I don’t have a problem with this. If the workers understand the need to make a product that will return a profit to investment, so be it.
“If the workers understand the need to make a product that will return a profit to investment, so be it.”
That will occur the day after pigs fly. your Obama check arrives, and Hell freezes over.
When the union shows up at your home for a friendly chat along with seeing your spouse and kids, most will sign. Elections are so yesteryear for the collective. For the few who won’t sign, they will either be irrelevant or worse. The company will not protect them. Their European operations are comanaged and they support unionization.
The communists are on a roll. They aren’t going to let no stinking, freedom-loving Americans stop them! This is THEIR police state now!
If VW does not make a profit to its investors they will close.
VW is not fighting this.
Unions by and large became a naughty word after WWII.
In the early years they were needed to protect workers and stop child labor. The unions then attacked business and demanded more profit than what was deemed affordable by investors.
If VW sees this as an operational outlay they will regret this move as OSHA and DOL already govern the original demands of any union.
Looks like they are taking a page out of the Democrats playbook and DEEMING that the members voted for it.
I think I see where this is going.
I’ll bet “informal” organizations aren’t subject to any of the (barely enforced) laws that would pretend to restrict a normal union. So anyone on the receiving end will have little recourse against them.

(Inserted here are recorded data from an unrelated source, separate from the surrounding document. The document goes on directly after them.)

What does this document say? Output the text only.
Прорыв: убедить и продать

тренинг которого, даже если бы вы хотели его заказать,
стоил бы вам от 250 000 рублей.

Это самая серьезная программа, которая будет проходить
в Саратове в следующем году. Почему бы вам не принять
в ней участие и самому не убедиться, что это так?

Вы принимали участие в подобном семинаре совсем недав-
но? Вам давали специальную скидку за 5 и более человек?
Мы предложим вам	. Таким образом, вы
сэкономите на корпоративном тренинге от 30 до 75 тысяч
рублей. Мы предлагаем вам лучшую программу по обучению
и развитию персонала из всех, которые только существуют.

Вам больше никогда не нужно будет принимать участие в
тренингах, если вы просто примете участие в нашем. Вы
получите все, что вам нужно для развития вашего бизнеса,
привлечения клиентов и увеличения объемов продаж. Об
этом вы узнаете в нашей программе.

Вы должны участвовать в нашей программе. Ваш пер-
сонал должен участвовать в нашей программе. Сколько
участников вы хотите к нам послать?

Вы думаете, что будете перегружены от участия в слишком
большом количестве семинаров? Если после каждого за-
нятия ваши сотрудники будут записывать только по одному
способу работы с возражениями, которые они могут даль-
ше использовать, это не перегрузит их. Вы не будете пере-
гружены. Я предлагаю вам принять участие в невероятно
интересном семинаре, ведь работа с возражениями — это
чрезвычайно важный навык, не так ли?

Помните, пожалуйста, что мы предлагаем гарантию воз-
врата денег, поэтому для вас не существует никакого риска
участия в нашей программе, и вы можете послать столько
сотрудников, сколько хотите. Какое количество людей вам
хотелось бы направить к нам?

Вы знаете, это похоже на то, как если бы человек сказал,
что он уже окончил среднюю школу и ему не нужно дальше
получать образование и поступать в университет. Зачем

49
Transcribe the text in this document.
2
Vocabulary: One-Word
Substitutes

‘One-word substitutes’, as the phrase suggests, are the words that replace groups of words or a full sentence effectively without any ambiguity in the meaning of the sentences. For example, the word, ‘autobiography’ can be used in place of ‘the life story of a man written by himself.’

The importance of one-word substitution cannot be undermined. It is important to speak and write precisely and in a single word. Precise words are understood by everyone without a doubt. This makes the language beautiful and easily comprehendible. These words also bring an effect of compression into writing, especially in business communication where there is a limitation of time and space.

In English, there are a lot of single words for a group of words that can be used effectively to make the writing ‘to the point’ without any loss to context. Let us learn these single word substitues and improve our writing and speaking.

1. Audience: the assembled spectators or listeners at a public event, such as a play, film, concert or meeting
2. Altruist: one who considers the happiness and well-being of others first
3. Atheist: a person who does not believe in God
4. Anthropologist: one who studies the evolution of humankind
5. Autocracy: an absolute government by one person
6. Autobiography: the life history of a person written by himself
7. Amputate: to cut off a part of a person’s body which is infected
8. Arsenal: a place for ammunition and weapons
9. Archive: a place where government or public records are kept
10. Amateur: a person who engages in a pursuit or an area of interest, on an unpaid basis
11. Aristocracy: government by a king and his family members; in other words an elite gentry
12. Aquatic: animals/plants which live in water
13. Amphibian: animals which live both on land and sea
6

VW deserves everything the UAW throws at them. VW is a pro-union German corporation, It essentially did nothing to defeat the union in the election, and has demonstrated it is more than willing to have a union at this plant despite what its workers want.
IIRC VW is pro union, and sided with the union, but the employees of the VW plant DON’T WANT THE UNION.
The UAW is operating with the blessings of Volkswagen against the will of the majority of the employees.
That being the case let VW pay all the dues, and costs associated with bargaining with themselves.
And those VW employees who voted against the union should organize themselves now in order to prepare themselves for when the unofficial Local 42 decides to become official and nip that in the bud.
Yep, they should create a No42 organization
In my experience as a business consultant, German companies like to work with unions. However, they are not pushovers like the US auto industry. They are extremely well organized in how they do business and expect the same from union members.
Very misleading headline, I’m afraid. The union “exists” whether the company is required (normally as the result of a secret ballot election, but sometimes as a result of an employer (upon seeing that a large number of employees have signed cards) recognizing the union as its employees exclusive bargaining agent). The only issue is the company’s duty to bargain with whatever group claims to represent the majority of its employees.
As far as card check goes, my fairly extensive experience is that employees are invariably told by the organizers that their signature is only for the purpose of demanding an election (”after all, that’s the American way -— put it up to an election ...”) and do so despite the fact that the cards also say the union can use the cards to demand recognition without an election. Most employees are then SHOCKED when the union demands recognition on the basis of signed cards and somewhat grateful when the company rejects the demand and insists on a secret ballot election.
Tennessee is a right to work and lots of people have a dislike for them. My dad worked 45 years in telecommunications and never joined. UAW would do well to remember the Boeing plant in Oak Ridge. They won their long strike and Boeing closed the plant and relocated within a couple of years. Yea the union sure showed them.